Inocente Orlando Montano, a former colonel in the army of El Salvador, is currently standing trial in Spain for the 1989 murders of six Jesuits, a housekeeper and her daughter at a Catholic university.

Montano has been charged with planning the murder of the eight victims but has pleaded not guilty.

The trial resumed in Madrid on July 8, with the hearing set to conclude next week on Wednesday, July 22.

Last week, Yushy René Mendoza, previously a lieutenant in El Salvador’s army, testified that his superior at the time, Colonel Guillermo Benavides, told soldiers on the eve of the murders to target the Spanish Jesuit Fr Ignacio Ellacuria. Fr Ellacuria was then rector of the Central American University in San Salvador and had played a prominent role in coordinating peace talks during the Salvadoran civil war.

Mendoza said that Colonel Benavides delivered his orders following a meeting of the high command, which would have included Montano.

“Benavides told me that he had to execute the order that had been received and Montano was one of the persons that gave the order to eliminate Ellacuria. He told me that several times,” Mendoza told the court.

“He told us the situation of the country was critical because the guerrilla group was well positioned and, to counteract it, a decision had been made to take drastic measures because, if not, the war would be lost.”

Mendoza also claimed that the then Salvadoran president, Alfredo Cristiani, had “approved” the assassination of the Jesuits.

Mendoza then insisted that, whilst he himself was among the soldiers entering the university, he neither shot anyone nor witnessed anyone being shot. He did, however, recount finding the housekeeper and her daughter “almost cut in two by bullets”.

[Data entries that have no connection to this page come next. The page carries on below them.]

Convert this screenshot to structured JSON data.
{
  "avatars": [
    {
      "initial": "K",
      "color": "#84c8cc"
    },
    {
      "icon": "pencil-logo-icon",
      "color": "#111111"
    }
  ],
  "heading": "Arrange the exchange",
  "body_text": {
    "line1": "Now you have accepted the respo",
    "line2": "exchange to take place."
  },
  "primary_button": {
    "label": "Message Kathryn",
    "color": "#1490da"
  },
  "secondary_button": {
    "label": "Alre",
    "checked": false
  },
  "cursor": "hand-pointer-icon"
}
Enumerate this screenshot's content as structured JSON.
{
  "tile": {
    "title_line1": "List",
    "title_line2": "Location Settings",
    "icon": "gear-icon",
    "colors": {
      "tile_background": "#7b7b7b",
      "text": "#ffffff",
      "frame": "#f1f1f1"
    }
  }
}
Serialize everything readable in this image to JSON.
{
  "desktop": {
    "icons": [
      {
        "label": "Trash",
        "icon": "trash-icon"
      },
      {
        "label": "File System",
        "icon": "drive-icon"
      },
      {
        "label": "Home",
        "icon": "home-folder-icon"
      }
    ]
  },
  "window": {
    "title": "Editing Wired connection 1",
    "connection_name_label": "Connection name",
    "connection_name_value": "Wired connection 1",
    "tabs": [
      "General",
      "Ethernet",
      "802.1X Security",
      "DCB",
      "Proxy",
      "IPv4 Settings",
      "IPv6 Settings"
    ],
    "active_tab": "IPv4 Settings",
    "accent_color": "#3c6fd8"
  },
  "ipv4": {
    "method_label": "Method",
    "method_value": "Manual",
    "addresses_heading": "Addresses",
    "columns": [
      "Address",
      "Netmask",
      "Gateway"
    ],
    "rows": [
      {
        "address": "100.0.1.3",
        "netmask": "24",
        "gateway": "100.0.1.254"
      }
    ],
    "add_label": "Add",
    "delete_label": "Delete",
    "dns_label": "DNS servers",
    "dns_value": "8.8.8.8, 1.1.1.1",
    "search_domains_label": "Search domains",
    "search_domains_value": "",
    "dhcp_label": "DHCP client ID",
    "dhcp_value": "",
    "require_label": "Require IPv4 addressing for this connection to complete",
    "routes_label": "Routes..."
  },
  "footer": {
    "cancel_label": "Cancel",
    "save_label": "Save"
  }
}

On July 9, the court also heard from Fr José María Tojeira, who was Jesuit provincial in Central America at the time and who had also served as rector at the university. Fr Tojeira rejected the claim that Central American University was “a nest of communists”, adding that even military officers would send their children there.

In response to Mendoza’s requests for forgiveness for not having prevented the murders, Fr Tojeira said: “We are Jesuits. We have faith in the person of Jesus Christ, and it’s that attitude: Father forgive them, for they don’t know what they are doing.”

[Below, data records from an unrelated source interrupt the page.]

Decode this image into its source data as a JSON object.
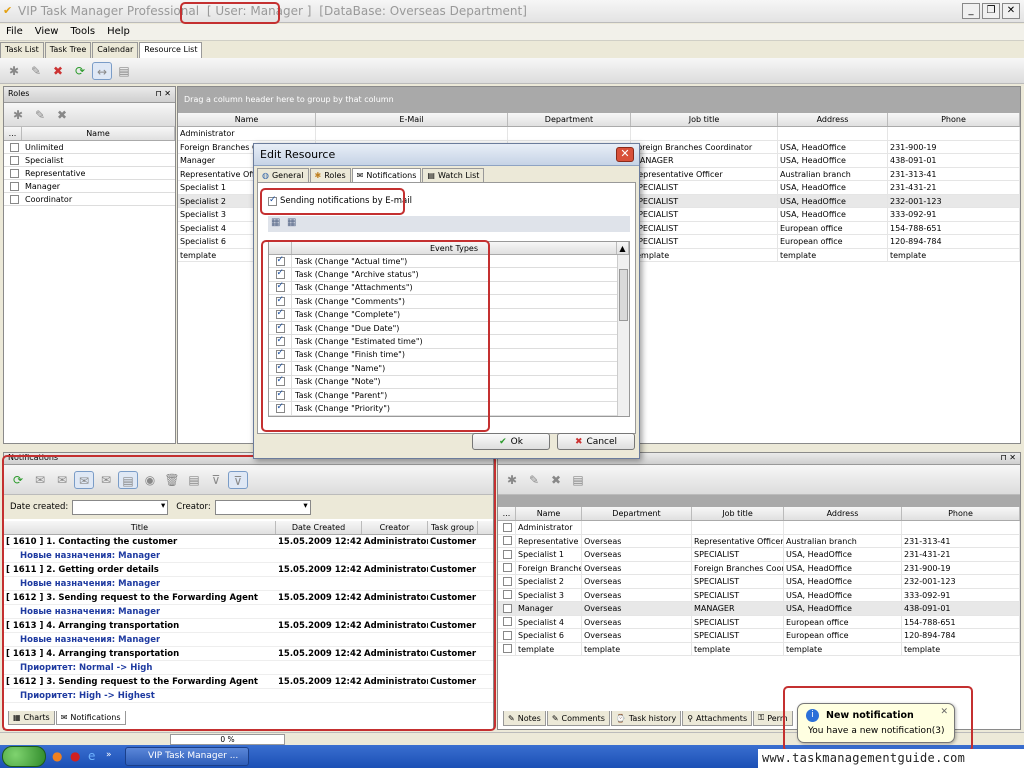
{
  "titlebar": {
    "app_name": "VIP Task Manager Professional",
    "user": "[ User: Manager ]",
    "database": "[DataBase: Overseas Department]"
  },
  "menu": [
    "File",
    "View",
    "Tools",
    "Help"
  ],
  "main_tabs": [
    "Task List",
    "Task Tree",
    "Calendar",
    "Resource List"
  ],
  "roles_panel": {
    "title": "Roles",
    "col_dots": "...",
    "col_name": "Name",
    "items": [
      "Unlimited",
      "Specialist",
      "Representative",
      "Manager",
      "Coordinator"
    ]
  },
  "resource_grid": {
    "group_hint": "Drag a column header here to group by that column",
    "columns": [
      "Name",
      "E-Mail",
      "Department",
      "Job title",
      "Address",
      "Phone"
    ],
    "rows": [
      {
        "name": "Administrator",
        "email": "",
        "dept": "",
        "job": "",
        "addr": "",
        "phone": ""
      },
      {
        "name": "Foreign Branches Coordinator",
        "email": "",
        "dept": "",
        "job": "Foreign Branches Coordinator",
        "addr": "USA, HeadOffice",
        "phone": "231-900-19"
      },
      {
        "name": "Manager",
        "email": "",
        "dept": "",
        "job": "MANAGER",
        "addr": "USA, HeadOffice",
        "phone": "438-091-01"
      },
      {
        "name": "Representative Officer",
        "email": "",
        "dept": "",
        "job": "Representative Officer",
        "addr": "Australian branch",
        "phone": "231-313-41"
      },
      {
        "name": "Specialist 1",
        "email": "",
        "dept": "",
        "job": "SPECIALIST",
        "addr": "USA, HeadOffice",
        "phone": "231-431-21"
      },
      {
        "name": "Specialist 2",
        "email": "",
        "dept": "",
        "job": "SPECIALIST",
        "addr": "USA, HeadOffice",
        "phone": "232-001-123"
      },
      {
        "name": "Specialist 3",
        "email": "",
        "dept": "",
        "job": "SPECIALIST",
        "addr": "USA, HeadOffice",
        "phone": "333-092-91"
      },
      {
        "name": "Specialist 4",
        "email": "",
        "dept": "",
        "job": "SPECIALIST",
        "addr": "European office",
        "phone": "154-788-651"
      },
      {
        "name": "Specialist 6",
        "email": "",
        "dept": "",
        "job": "SPECIALIST",
        "addr": "European office",
        "phone": "120-894-784"
      },
      {
        "name": "template",
        "email": "",
        "dept": "",
        "job": "template",
        "addr": "template",
        "phone": "template"
      }
    ]
  },
  "dialog": {
    "title": "Edit Resource",
    "tabs": [
      "General",
      "Roles",
      "Notifications",
      "Watch List"
    ],
    "checkbox_label": "Sending notifications by E-mail",
    "events_header": "Event Types",
    "events": [
      "Task (Change \"Actual time\")",
      "Task (Change \"Archive status\")",
      "Task (Change \"Attachments\")",
      "Task (Change \"Comments\")",
      "Task (Change \"Complete\")",
      "Task (Change \"Due Date\")",
      "Task (Change \"Estimated time\")",
      "Task (Change \"Finish time\")",
      "Task (Change \"Name\")",
      "Task (Change \"Note\")",
      "Task (Change \"Parent\")",
      "Task (Change \"Priority\")"
    ],
    "ok": "Ok",
    "cancel": "Cancel"
  },
  "notifications_panel": {
    "title": "Notifications",
    "date_created_label": "Date created:",
    "creator_label": "Creator:",
    "columns": [
      "Title",
      "Date Created",
      "Creator",
      "Task group"
    ],
    "rows": [
      {
        "type": "main",
        "title": "[ 1610 ] 1. Contacting the customer",
        "date": "15.05.2009 12:42:",
        "creator": "Administrator",
        "group": "Customer"
      },
      {
        "type": "sub",
        "title": "Новые назначения: Manager"
      },
      {
        "type": "main",
        "title": "[ 1611 ] 2. Getting order details",
        "date": "15.05.2009 12:42:",
        "creator": "Administrator",
        "group": "Customer"
      },
      {
        "type": "sub",
        "title": "Новые назначения: Manager"
      },
      {
        "type": "main",
        "title": "[ 1612 ] 3. Sending request to the Forwarding Agent",
        "date": "15.05.2009 12:42:",
        "creator": "Administrator",
        "group": "Customer"
      },
      {
        "type": "sub",
        "title": "Новые назначения: Manager"
      },
      {
        "type": "main",
        "title": "[ 1613 ] 4. Arranging transportation",
        "date": "15.05.2009 12:42:",
        "creator": "Administrator",
        "group": "Customer"
      },
      {
        "type": "sub",
        "title": "Новые назначения: Manager"
      },
      {
        "type": "main",
        "title": "[ 1613 ] 4. Arranging transportation",
        "date": "15.05.2009 12:42:",
        "creator": "Administrator",
        "group": "Customer"
      },
      {
        "type": "sub",
        "title": "Приоритет: Normal -> High"
      },
      {
        "type": "main",
        "title": "[ 1612 ] 3. Sending request to the Forwarding Agent",
        "date": "15.05.2009 12:42:",
        "creator": "Administrator",
        "group": "Customer"
      },
      {
        "type": "sub",
        "title": "Приоритет: High -> Highest"
      }
    ],
    "bottom_tabs": [
      "Charts",
      "Notifications"
    ]
  },
  "watch_panel": {
    "columns": [
      "...",
      "Name",
      "Department",
      "Job title",
      "Address",
      "Phone"
    ],
    "rows": [
      {
        "name": "Administrator",
        "dept": "",
        "job": "",
        "addr": "",
        "phone": ""
      },
      {
        "name": "Representative Officer",
        "dept": "Overseas",
        "job": "Representative Officer",
        "addr": "Australian branch",
        "phone": "231-313-41"
      },
      {
        "name": "Specialist 1",
        "dept": "Overseas",
        "job": "SPECIALIST",
        "addr": "USA, HeadOffice",
        "phone": "231-431-21"
      },
      {
        "name": "Foreign Branches Coordinator",
        "dept": "Overseas",
        "job": "Foreign Branches Coordinator",
        "addr": "USA, HeadOffice",
        "phone": "231-900-19"
      },
      {
        "name": "Specialist 2",
        "dept": "Overseas",
        "job": "SPECIALIST",
        "addr": "USA, HeadOffice",
        "phone": "232-001-123"
      },
      {
        "name": "Specialist 3",
        "dept": "Overseas",
        "job": "SPECIALIST",
        "addr": "USA, HeadOffice",
        "phone": "333-092-91"
      },
      {
        "name": "Manager",
        "dept": "Overseas",
        "job": "MANAGER",
        "addr": "USA, HeadOffice",
        "phone": "438-091-01"
      },
      {
        "name": "Specialist 4",
        "dept": "Overseas",
        "job": "SPECIALIST",
        "addr": "European office",
        "phone": "154-788-651"
      },
      {
        "name": "Specialist 6",
        "dept": "Overseas",
        "job": "SPECIALIST",
        "addr": "European office",
        "phone": "120-894-784"
      },
      {
        "name": "template",
        "dept": "template",
        "job": "template",
        "addr": "template",
        "phone": "template"
      }
    ],
    "bottom_tabs": [
      "Notes",
      "Comments",
      "Task history",
      "Attachments",
      "Perm"
    ]
  },
  "status": {
    "progress_text": "0 %"
  },
  "balloon": {
    "title": "New notification",
    "text": "You have a new notification(3)"
  },
  "taskbar": {
    "window_label": "VIP Task Manager ..."
  },
  "watermark_url": "www.taskmanagementguide.com"
}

This week the court heard from expert witness Terry Lynn Karl, a professor at Stanford University in California. Testifying on July 13, Karl described the murders as “premeditated” because they were preceded by a campaign to discredit the Jesuits in particular and the Catholic Church as a whole.

“I’m going to say first that it was an attack against the church, the Jesuits and mainly against Fr Ellacuria,” Karl said.

“It started in 1977 in El Salvador and was a constant attack. I have an appendix of 34 attacks against the church that I sent to Colonel Montano’s trial, showing these constant attacks,” Karl said, adding that “Montano himself carried out many of these attacks.”

Karl’s evidence agreed with Mendoza’s previous testimony on the point of the high command’s collective decision to kill Fr Ellacuria. “The decision to kill a person of such prestige is not taken … without the consensus of the high command,” she said.

Karl added her disappointment that the trial had been left to the Spanish court. “This trial should be in El Salvador,” she said. “It’s incredible that the people involved and named in the trial are members of congress, have positions of honour, have a lot of money, and there is no justice.”